BLS Non-interactive txs

This builds on the idea from David Burkett and the main thing is that we try to avoid the need to keep the signatures for noninteractive txs around for X blocks and instead have them around forever but aggregated.

Let’s say we have BLS on MW and can aggregate both public keys and signatures.

Along with kernel aggregated public key and aggregated signature, we have another pair A_TX and AS_TX in the block header that hold aggregated public key and aggregated signature for the noninteractive txs.

1. When a pedersen commitment is CREATED and commits to the receiver’s public key x*G we add x*G to A_TX.
2. When a pedersen commitment is SPENT that commits to a receiver’s public key x*G we must provide a x*Gsignature of message M which is always the same to enable the use of fast verification for x*G and we add this signature to A_TX.

To validate the chain state, we perform the regular kernel validation but also do the noninteractive tx validation which means that we test whether A_TX aggregated public key and AS_TX aggregated signature are valid. The issue is that the UTXOs that have not been spent yet have not added their signature part to the AS_TX so we need to subtract their public keys from the aggregated public key TEST_A_TX = A_TX - UTXO_PUB_KEYS. After this subtraction the verification should pass.

Issues

Stealing coins

The creator of the UTXO know the blinding factor r of the UTXO because he created the pedersen commitment. He could spy for the UTXO to be spent and could see the signature, do a 1 block reorg and spend use the same signature to spend it.

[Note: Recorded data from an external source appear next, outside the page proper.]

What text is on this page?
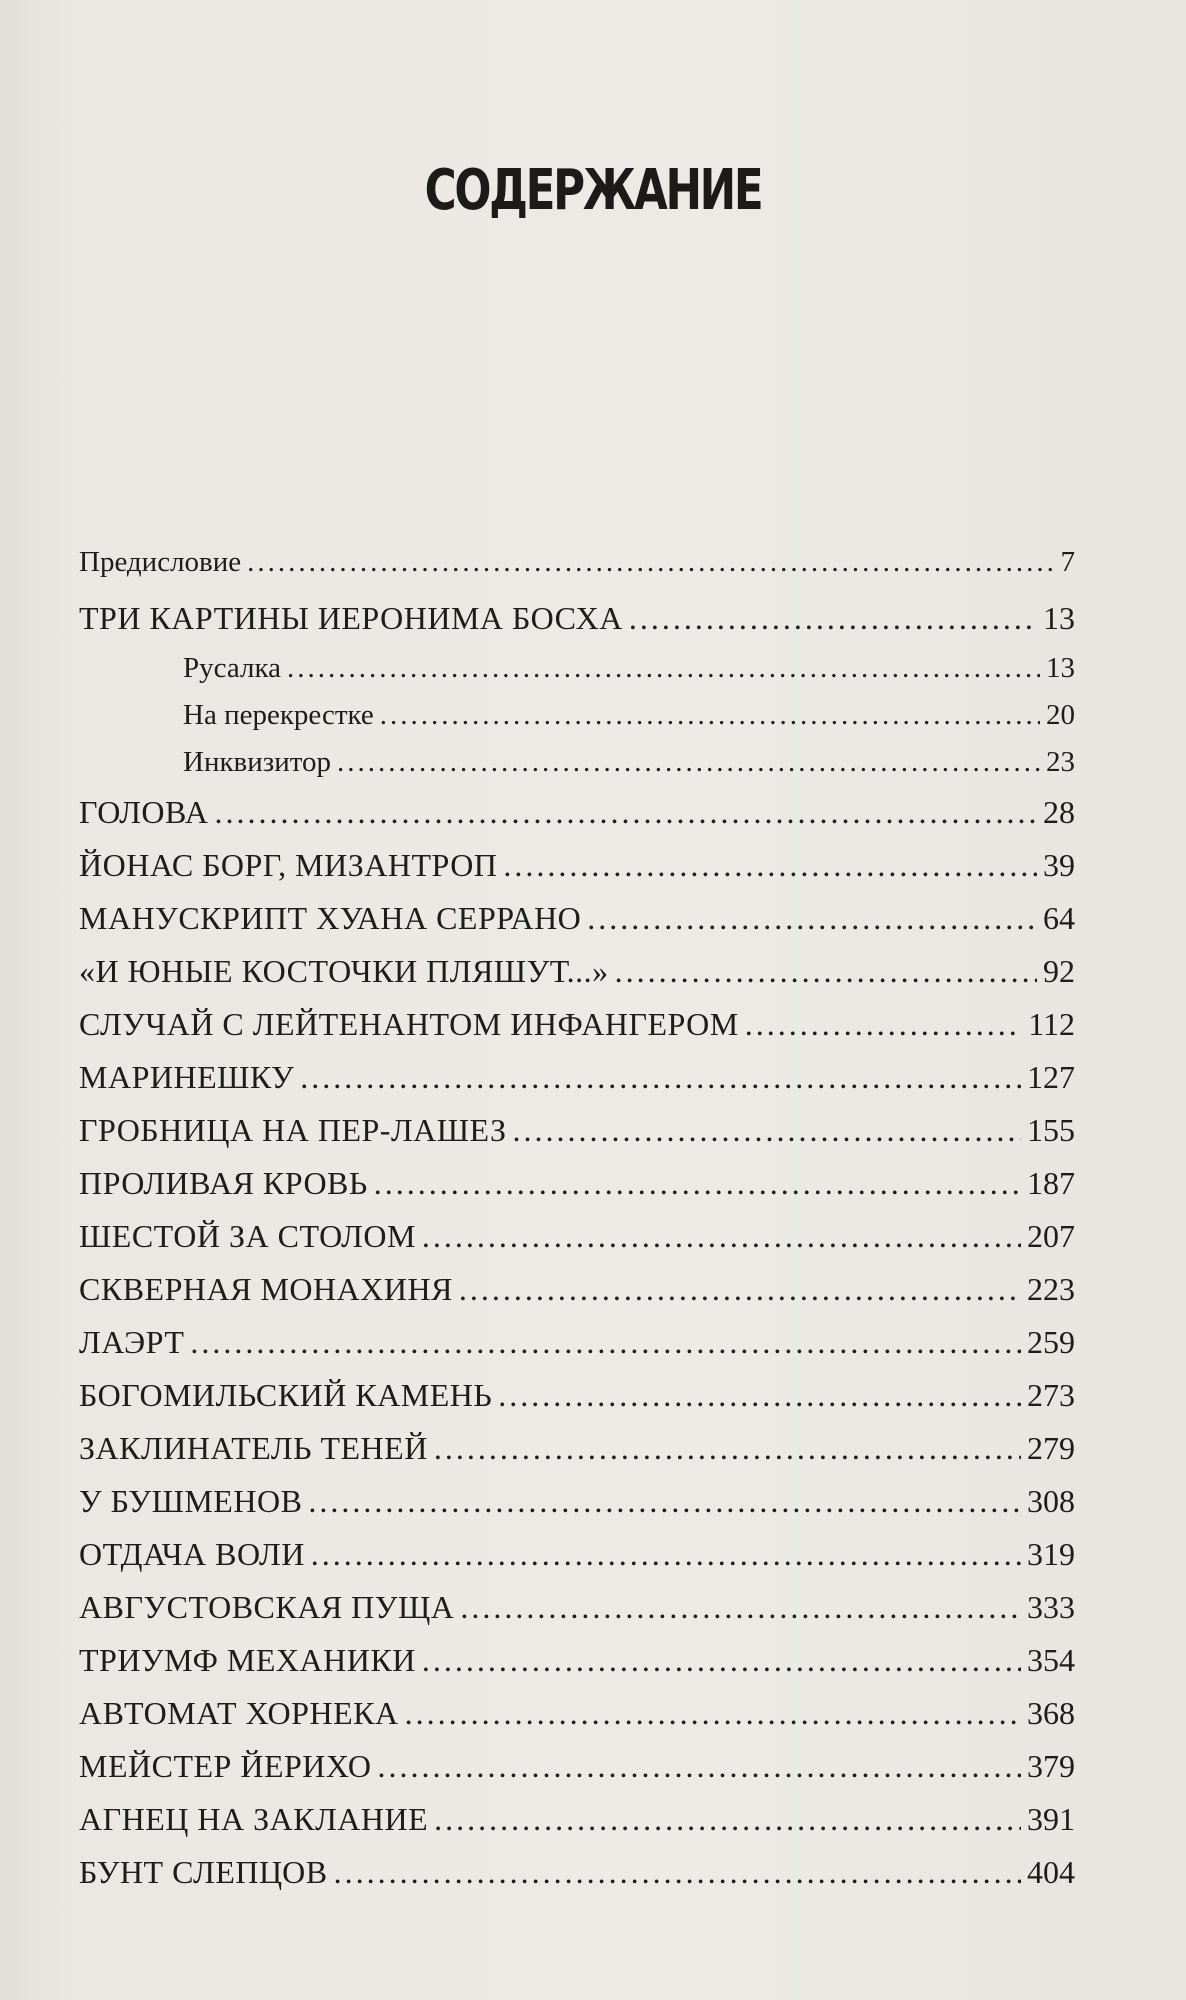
СОДЕРЖАНИЕ
Предисловие .....	7
ТРИ КАРТИНЫ ИЕРОНИМА БОСХА .....	13
Русалка .....	13
На перекрестке .....	20
Инквизитор .....	23
ГОЛОВА .....	28
ЙОНАС БОРГ, МИЗАНТРОП .....	39
МАНУСКРИПТ ХУАНА СЕРРАНО .....	64
«И ЮНЫЕ КОСТОЧКИ ПЛЯШУТ...» .....	92
СЛУЧАЙ С ЛЕЙТЕНАНТОМ ИНФАНГЕРОМ .....	112
МАРИНЕШКУ .....	127
ГРОБНИЦА НА ПЕР-ЛАШЕЗ .....	155
ПРОЛИВАЯ КРОВЬ .....	187
ШЕСТОЙ ЗА СТОЛОМ .....	207
СКВЕРНАЯ МОНАХИНЯ .....	223
ЛАЭРТ .....	259
БОГОМИЛЬСКИЙ КАМЕНЬ .....	273
ЗАКЛИНАТЕЛЬ ТЕНЕЙ .....	279
У БУШМЕНОВ .....	308
ОТДАЧА ВОЛИ .....	319
АВГУСТОВСКАЯ ПУЩА .....	333
ТРИУМФ МЕХАНИКИ .....	354
АВТОМАТ ХОРНЕКА .....	368
МЕЙСТЕР ЙЕРИХО .....	379
АГНЕЦ НА ЗАКЛАНИЕ .....	391
БУНТ СЛЕПЦОВ .....	404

David’s solution: To resolve this, we can have an additional commitment in the input (commit_i), and change the signature to be sig(receiver_pubkey, input_commitment, commit_i), and then change commit_k to be sum(output_pubkeys) - sum(commit_i) - commit_k_offset. This should look familiar, since it’s basically just the mimblewimble formula again, except this time it’s only used to validate per-block, not across the entire chain.

Rogue key attack

Is this possible and what could one gain from doing it?

Additional resources

There’s been a discussion of BLS signature by Gandalf the Pink on a github issue where he attached a document which might have some mistakes, but has some interesting ideas inside.